Bisnis.com, JAKARTA — Kamar Dagang dan Industri (Kadin) Indonesia mengungkapkan potensi pemutusan hubungan kerja (PHK) massal seiring dengan kenaikan upah minimum provinsi (UMP) dan tarif pajak pertambahan nilai (PPN) menjadi 12% secara bersamaan.
Ketua Umum Kadin Indonesia Arsjad Rasjid mengatakan efek dari kenaikan UMP hingga PPN 12% akan memicu lonjakan PHK. Namun, PHK ini akan berbeda dari setiap sektor.
“Semuanya bisa saja [PHK besar-besaran]. Namun balik lagi, akan berbeda setiap sektor. Jadi ini kita harus melihatnya nggak bisa digeneralisasi,” kata Arsjad saat ditemui seusai konferensi pers White Paper Usulan Strategi/Arah Pembangunan Bidang Ekonomi Tahun 2024-2029 di kawasan Jakarta Selatan, Selasa (26/11/2024).
Arsjad juga memandang, kenaikan PPN 12% dan kenaikan UMP 2025 secara bersamaan akan memberatkan pengusaha. Namun kembali lagi, kata dia, tidak bisa digeneralisasi terhadap semua pengusaha.
Apalagi, dia menyoroti industri padat karya yang akan menanggung beban paling berat dengan adanya kenaikan UMP dan PPN 12%.
Namun, Arsjad tak bisa mengelak pekerja dan buruh membutuhkan kenaikan UMP 2025.
Baca Juga
“Tapi bagaimanapun, kita tahu di sisi pekerja dan buruh membutuhkan [kenaikan UMP 2025]. Ini kan mencari ekuilibrium lagi.
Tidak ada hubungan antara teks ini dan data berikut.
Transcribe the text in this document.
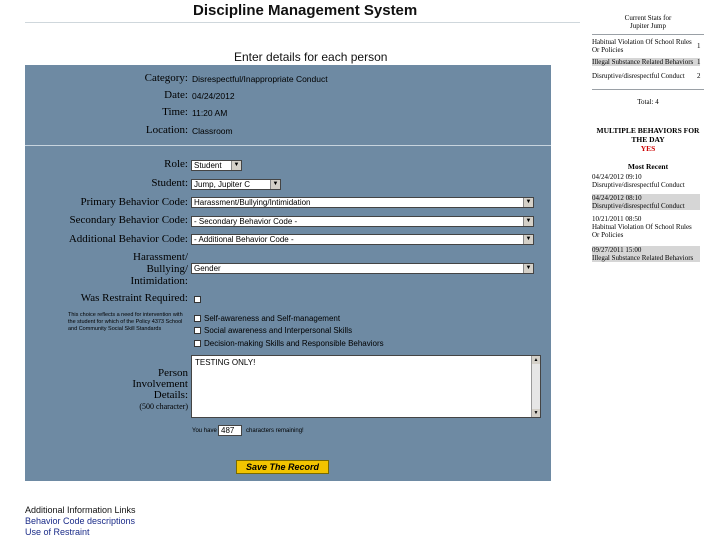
Discipline Management System
Enter details for each person
Category: Disrespectful/Inappropriate Conduct
Date: 04/24/2012
Time: 11:20 AM
Location: Classroom
Role: Student	▼
Student: Jump, Jupiter C	▼
Primary Behavior Code: Harassment/Bullying/Intimidation	▼
Secondary Behavior Code: - Secondary Behavior Code -	▼
Additional Behavior Code: - Additional Behavior Code -	▼
Harassment/
Bullying/
Intimidation:
Gender	▼
Was Restraint Required:
This choice reflects a need for intervention with the student for which of the Policy 4373 School and Community Social Skill Standards
Self-awareness and Self-management
Social awareness and Interpersonal Skills
Decision-making Skills and Responsible Behaviors
Person
Involvement
Details:
(500 character)
TESTING ONLY!	▲
▼
You have 487	characters remaining!
Save The Record
Additional Information Links
Behavior Code descriptions
Use of Restraint
Current Stats for
Jupiter Jump
Habitual Violation Of School Rules Or Policies	1
Illegal Substance Related Behaviors 1
Disruptive/disrespectful Conduct	2
Total: 4
MULTIPLE BEHAVIORS FOR
THE DAY
YES
Most Recent
04/24/2012 09:10
Disruptive/disrespectful Conduct
04/24/2012 08:10
Disruptive/disrespectful Conduct
10/21/2011 08:50
Habitual Violation Of School Rules Or Policies
09/27/2011 15:00
Illegal Substance Related Behaviors
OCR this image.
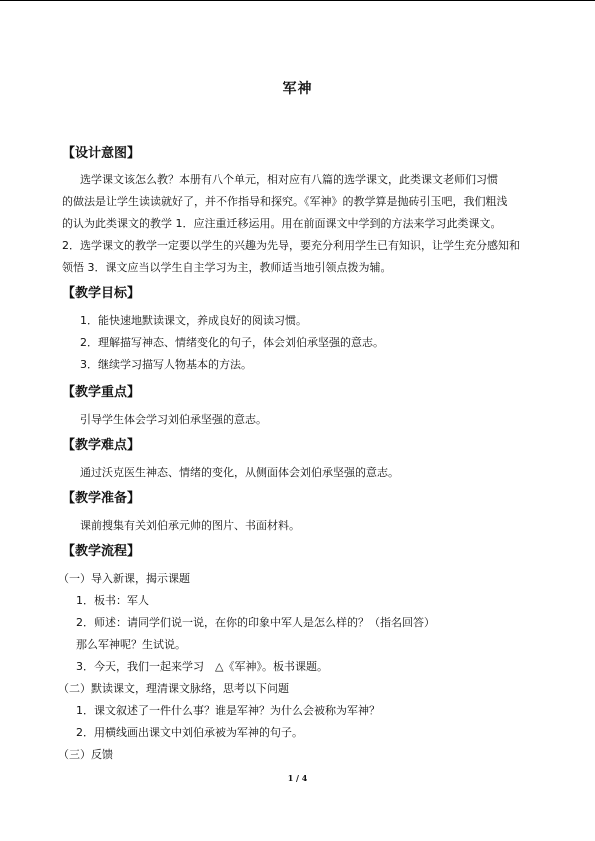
军神
【设计意图】
选学课文该怎么教？本册有八个单元，相对应有八篇的选学课文，此类课文老师们习惯
的做法是让学生读读就好了，并不作指导和探究。《军神》的教学算是抛砖引玉吧，我们粗浅
的认为此类课文的教学 1．应注重迁移运用。用在前面课文中学到的方法来学习此类课文。
2．选学课文的教学一定要以学生的兴趣为先导，要充分利用学生已有知识，让学生充分感知和
领悟 3．课文应当以学生自主学习为主，教师适当地引领点拨为辅。
【教学目标】
1．能快速地默读课文，养成良好的阅读习惯。
2．理解描写神态、情绪变化的句子，体会刘伯承坚强的意志。
3．继续学习描写人物基本的方法。
【教学重点】
引导学生体会学习刘伯承坚强的意志。
【教学难点】
通过沃克医生神态、情绪的变化，从侧面体会刘伯承坚强的意志。
【教学准备】
课前搜集有关刘伯承元帅的图片、书面材料。
【教学流程】
（一）导入新课，揭示课题
1．板书：军人
2．师述：请同学们说一说，在你的印象中军人是怎么样的？（指名回答）
那么军神呢？生试说。
3．今天，我们一起来学习　△《军神》。板书课题。
（二）默读课文，理清课文脉络，思考以下问题
1．课文叙述了一件什么事？谁是军神？为什么会被称为军神？
2．用横线画出课文中刘伯承被为军神的句子。
（三）反馈
1 / 4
Nah ini yang harus kita cari,” terangnya.
Untuk itu, Arsjad menyebut bahwa pengusaha dan pekerja harus bicara dan saling terbuka. “Mulainya kepercayaan, trust. Kalau enggak, susah,” imbuhnya.
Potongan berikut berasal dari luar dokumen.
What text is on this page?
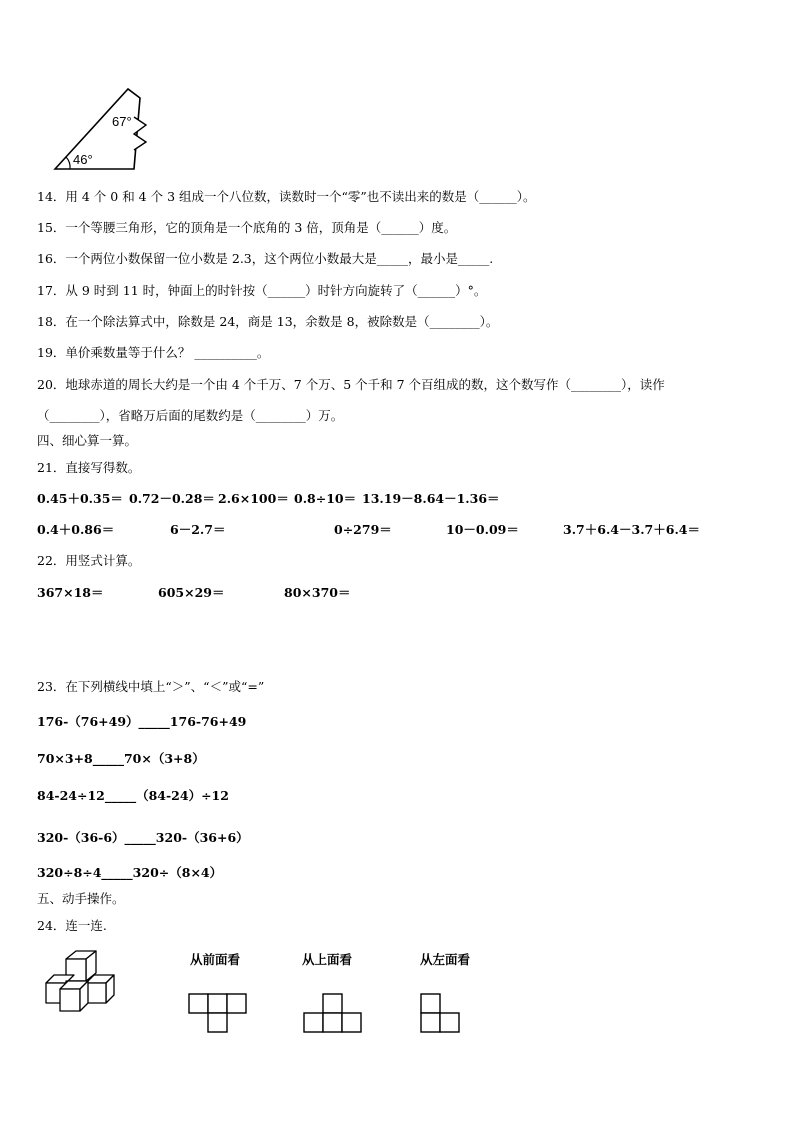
67°
46°
14．用 4 个 0 和 4 个 3 组成一个八位数，读数时一个“零”也不读出来的数是（______）。
15．一个等腰三角形，它的顶角是一个底角的 3 倍，顶角是（______）度。
16．一个两位小数保留一位小数是 2.3，这个两位小数最大是_____，最小是_____.
17．从 9 时到 11 时，钟面上的时针按（______）时针方向旋转了（______）°。
18．在一个除法算式中，除数是 24，商是 13，余数是 8，被除数是（________）。
19．单价乘数量等于什么？ __________。
20．地球赤道的周长大约是一个由 4 个千万、7 个万、5 个千和 7 个百组成的数，这个数写作（________），读作
（________），省略万后面的尾数约是（________）万。
四、细心算一算。
21．直接写得数。
0.45＋0.35＝ 0.72－0.28＝ 2.6×100＝ 0.8÷10＝ 13.19－8.64－1.36＝
0.4＋0.86＝	6－2.7＝	0÷279＝	10－0.09＝	3.7＋6.4－3.7＋6.4＝
22．用竖式计算。
367×18＝	605×29＝	80×370＝
23．在下列横线中填上“＞”、“＜”或“=”
176-（76+49）_____176-76+49
70×3+8_____70×（3+8）
84-24÷12_____（84-24）÷12
320-（36-6）_____320-（36+6）
320÷8÷4_____320÷（8×4）
五、动手操作。
24．连一连.
从前面看	从上面看	从左面看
Adapun, Arsjad juga memandang kenaikan UMP harus dilihat secara segmented. “Waktu bicara mengenai hal ini, kita harus melihat kembali apakah yang cocok untuk keadaan situasi kondisi yang sudah berubah. Bahkan padat karya itu berbeda-beda setiap sektor, misalkan antara tekstil dengan rokok. Bisa beda lho. Nah ini yang harus kita lihat,” tandasnya.
Sebelumnya, Pengamat Ketenagakerjaan dari Universitas Indonesia (UI) Payaman Simanjuntak memandang kenaikan tarif PPN 12% akan berdampak luas ke perekonomian, termasuk berpotensi memicu badai PHK.
Payaman menyampaikan penerapan tarif PPN sebesar 12% yang berlaku awal 2025 utamanya akan dirasakan oleh kelompok masyarakat yang berpenghasilan rendah. Bahkan, daya beli masyarakat diprediksi akan turun imbas kebijakan ini.
“Permintaan akan barang konsumsi bisa menurun drastis dan dunia usaha menghadapi kesulitan pemasaran. Dampak lebih lanjut perusahaan terpaksa mengurangi produksi dan malakukan PHK,” ujar Payaman kepada Bisnis, Minggu (17/11/2024).
Selain itu, Payaman juga tak memungkiri para buruh melakukan unjuk rasa atau aksi demo terhadap kebijakan yang ditetapkan pemerintah. “Buruh bisa saja melakukan demo, tetapi demo bukanlah solusi,” imbuhnya.
Seiring dengan kenaikan tarif PPN 12% pada 2025, menurut Payaman, dunia usaha dan pekerja harus meningkatkan produktivitas agar perusahaan bisa menjual barang atau produk dengan harga yang lebih murah.